Come funziona un NAS di rete (Network Attached Storage)

Un NAS di rete, acronimo di Network Attached Storage, è un dispositivo di archiviazione collegato a una rete locale che permette a più utenti e dispositivi di accedere a file e dati centralizzati in modo semplice e sicuro. A differenza di un disco rigido esterno collegato direttamente a un computer tramite USB, un NAS è accessibile da tutti i dispositivi connessi alla stessa rete, come computer, smartphone, tablet, smart TV e stampanti.

Il funzionamento di un NAS si basa su un piccolo sistema operativo dedicato, installato su un hardware simile a quello di un mini computer. All’interno del NAS sono presenti uno o più dischi rigidi configurabili in diversi modi, spesso tramite sistemi RAID, che servono per proteggere i dati da guasti e garantire una maggiore velocità o affidabilità. Il dispositivo si collega al router di casa o dell’ufficio tramite un cavo di rete Ethernet, diventando così parte integrante dell’infrastruttura di rete.

 

 

Una volta collegato, il NAS viene riconosciuto dai dispositivi sulla rete come una risorsa condivisa, simile a una cartella o a un disco di rete.

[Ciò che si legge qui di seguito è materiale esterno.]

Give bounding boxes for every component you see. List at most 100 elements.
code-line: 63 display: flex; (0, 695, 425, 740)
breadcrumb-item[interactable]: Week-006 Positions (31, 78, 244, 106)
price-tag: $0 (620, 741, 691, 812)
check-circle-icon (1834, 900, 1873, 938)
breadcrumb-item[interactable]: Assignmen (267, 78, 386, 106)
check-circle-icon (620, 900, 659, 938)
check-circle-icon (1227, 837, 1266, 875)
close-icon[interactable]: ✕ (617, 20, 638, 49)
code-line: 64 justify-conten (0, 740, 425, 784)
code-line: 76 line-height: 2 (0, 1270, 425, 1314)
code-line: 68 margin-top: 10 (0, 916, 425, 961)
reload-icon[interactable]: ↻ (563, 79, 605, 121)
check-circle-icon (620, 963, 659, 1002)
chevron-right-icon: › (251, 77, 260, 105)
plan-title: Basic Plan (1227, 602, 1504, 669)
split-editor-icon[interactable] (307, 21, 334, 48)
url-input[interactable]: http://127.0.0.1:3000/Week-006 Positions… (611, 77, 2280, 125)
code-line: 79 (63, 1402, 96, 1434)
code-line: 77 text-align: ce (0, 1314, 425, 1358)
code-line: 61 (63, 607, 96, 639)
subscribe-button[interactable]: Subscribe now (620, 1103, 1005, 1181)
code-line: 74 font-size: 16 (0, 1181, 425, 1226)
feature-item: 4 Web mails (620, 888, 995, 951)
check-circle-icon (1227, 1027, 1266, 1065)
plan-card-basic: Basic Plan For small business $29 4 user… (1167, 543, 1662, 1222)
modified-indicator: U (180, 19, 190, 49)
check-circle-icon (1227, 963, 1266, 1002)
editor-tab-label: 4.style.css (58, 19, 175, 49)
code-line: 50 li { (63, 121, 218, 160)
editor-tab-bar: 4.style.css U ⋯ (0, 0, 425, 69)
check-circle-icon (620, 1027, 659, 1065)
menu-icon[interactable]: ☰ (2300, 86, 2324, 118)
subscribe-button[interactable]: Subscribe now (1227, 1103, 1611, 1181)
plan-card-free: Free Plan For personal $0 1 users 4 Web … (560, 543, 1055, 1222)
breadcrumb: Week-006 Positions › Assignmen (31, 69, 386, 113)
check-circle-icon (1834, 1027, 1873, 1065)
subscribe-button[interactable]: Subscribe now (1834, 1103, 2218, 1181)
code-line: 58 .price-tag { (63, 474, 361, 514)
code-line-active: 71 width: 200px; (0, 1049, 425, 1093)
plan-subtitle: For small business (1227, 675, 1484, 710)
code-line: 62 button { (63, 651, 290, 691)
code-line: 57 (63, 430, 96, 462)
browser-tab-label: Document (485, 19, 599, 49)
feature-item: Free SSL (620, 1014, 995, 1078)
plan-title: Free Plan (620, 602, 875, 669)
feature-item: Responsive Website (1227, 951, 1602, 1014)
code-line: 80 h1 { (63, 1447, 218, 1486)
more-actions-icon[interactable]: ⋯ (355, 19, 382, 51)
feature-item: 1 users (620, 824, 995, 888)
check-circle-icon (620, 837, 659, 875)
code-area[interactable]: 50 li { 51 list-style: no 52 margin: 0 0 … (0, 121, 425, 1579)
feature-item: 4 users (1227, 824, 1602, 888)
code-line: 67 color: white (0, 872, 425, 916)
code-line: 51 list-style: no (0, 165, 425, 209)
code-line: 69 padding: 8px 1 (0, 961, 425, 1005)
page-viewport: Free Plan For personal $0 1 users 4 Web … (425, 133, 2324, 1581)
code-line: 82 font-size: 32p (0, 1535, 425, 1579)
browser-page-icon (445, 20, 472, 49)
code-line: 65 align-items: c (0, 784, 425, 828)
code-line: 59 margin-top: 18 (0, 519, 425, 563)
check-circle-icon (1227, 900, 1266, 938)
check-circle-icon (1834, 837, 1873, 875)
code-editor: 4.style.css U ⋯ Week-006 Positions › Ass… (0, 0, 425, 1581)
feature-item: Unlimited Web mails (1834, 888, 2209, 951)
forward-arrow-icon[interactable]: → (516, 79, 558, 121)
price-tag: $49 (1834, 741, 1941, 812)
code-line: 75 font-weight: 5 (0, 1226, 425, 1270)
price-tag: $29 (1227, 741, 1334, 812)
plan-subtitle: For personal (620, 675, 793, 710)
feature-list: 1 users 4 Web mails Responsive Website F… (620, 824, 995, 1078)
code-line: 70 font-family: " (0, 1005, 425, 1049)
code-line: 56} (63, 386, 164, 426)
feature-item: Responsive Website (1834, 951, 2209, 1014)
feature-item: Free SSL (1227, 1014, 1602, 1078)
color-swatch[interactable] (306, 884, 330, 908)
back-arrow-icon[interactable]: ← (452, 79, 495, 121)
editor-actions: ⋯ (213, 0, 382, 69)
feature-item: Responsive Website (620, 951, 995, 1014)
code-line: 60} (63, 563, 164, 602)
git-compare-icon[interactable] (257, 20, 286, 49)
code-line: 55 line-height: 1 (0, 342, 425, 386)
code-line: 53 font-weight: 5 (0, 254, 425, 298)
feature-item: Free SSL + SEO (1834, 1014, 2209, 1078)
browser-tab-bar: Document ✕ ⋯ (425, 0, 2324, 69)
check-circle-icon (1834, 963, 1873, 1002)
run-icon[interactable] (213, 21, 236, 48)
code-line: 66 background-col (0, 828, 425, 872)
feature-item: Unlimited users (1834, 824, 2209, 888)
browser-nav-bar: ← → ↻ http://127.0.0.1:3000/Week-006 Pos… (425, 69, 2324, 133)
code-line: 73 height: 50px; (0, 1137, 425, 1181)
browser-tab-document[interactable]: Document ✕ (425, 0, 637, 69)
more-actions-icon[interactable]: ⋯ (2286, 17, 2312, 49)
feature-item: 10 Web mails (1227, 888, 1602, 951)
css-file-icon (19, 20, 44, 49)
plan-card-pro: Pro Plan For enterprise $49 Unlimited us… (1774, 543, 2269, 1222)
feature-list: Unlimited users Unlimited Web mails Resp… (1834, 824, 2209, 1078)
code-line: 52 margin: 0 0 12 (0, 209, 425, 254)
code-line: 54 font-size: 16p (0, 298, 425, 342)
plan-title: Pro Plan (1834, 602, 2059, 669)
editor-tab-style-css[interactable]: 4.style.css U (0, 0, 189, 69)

Gli utenti possono accedere ai file tramite protocolli standard come SMB, NFS, FTP o WebDAV, oppure tramite interfacce web messe a disposizione dal produttore. In questo modo, è possibile caricare, scaricare, modificare o condividere file da qualunque dispositivo autorizzato, anche in remoto, se il NAS è configurato per l’accesso da internet.

Uno degli aspetti più utili di un NAS è la possibilità di centralizzare i dati, evitando la duplicazione dei file su più dispositivi e rendendo più semplice il backup, l’organizzazione e la condivisione. Molti NAS offrono funzionalità avanzate, come il server multimediale per lo streaming di musica, film e foto, il server di posta, il server cloud personale, la sincronizzazione automatica dei dati da smartphone e computer, la gestione di videosorveglianza IP, la virtualizzazione e l’installazione di applicazioni.

La configurazione di un NAS può variare in base all’utilizzo. Per esempio, in ambito domestico, può essere usato per conservare collezioni multimediali, effettuare il backup automatico dei dispositivi di casa o accedere ai file da remoto. In ambito aziendale, un NAS diventa uno strumento essenziale per la gestione sicura e condivisa dei dati tra colleghi, con possibilità di impostare permessi differenti per utenti, cartelle o applicazioni.

La sicurezza è un elemento centrale. I moderni NAS includono sistemi di crittografia, backup automatici su cloud esterni o dischi locali, protezione da ransomware, accesso tramite VPN, autenticazione a due fattori e aggiornamenti automatici del firmware per evitare vulnerabilità.

Un NAS rappresenta una soluzione flessibile e scalabile per l’archiviazione di dati, adatta sia a contesti familiari sia professionali, con il vantaggio di un accesso sempre disponibile e di un controllo completo sui propri file senza dipendere da servizi cloud esterni.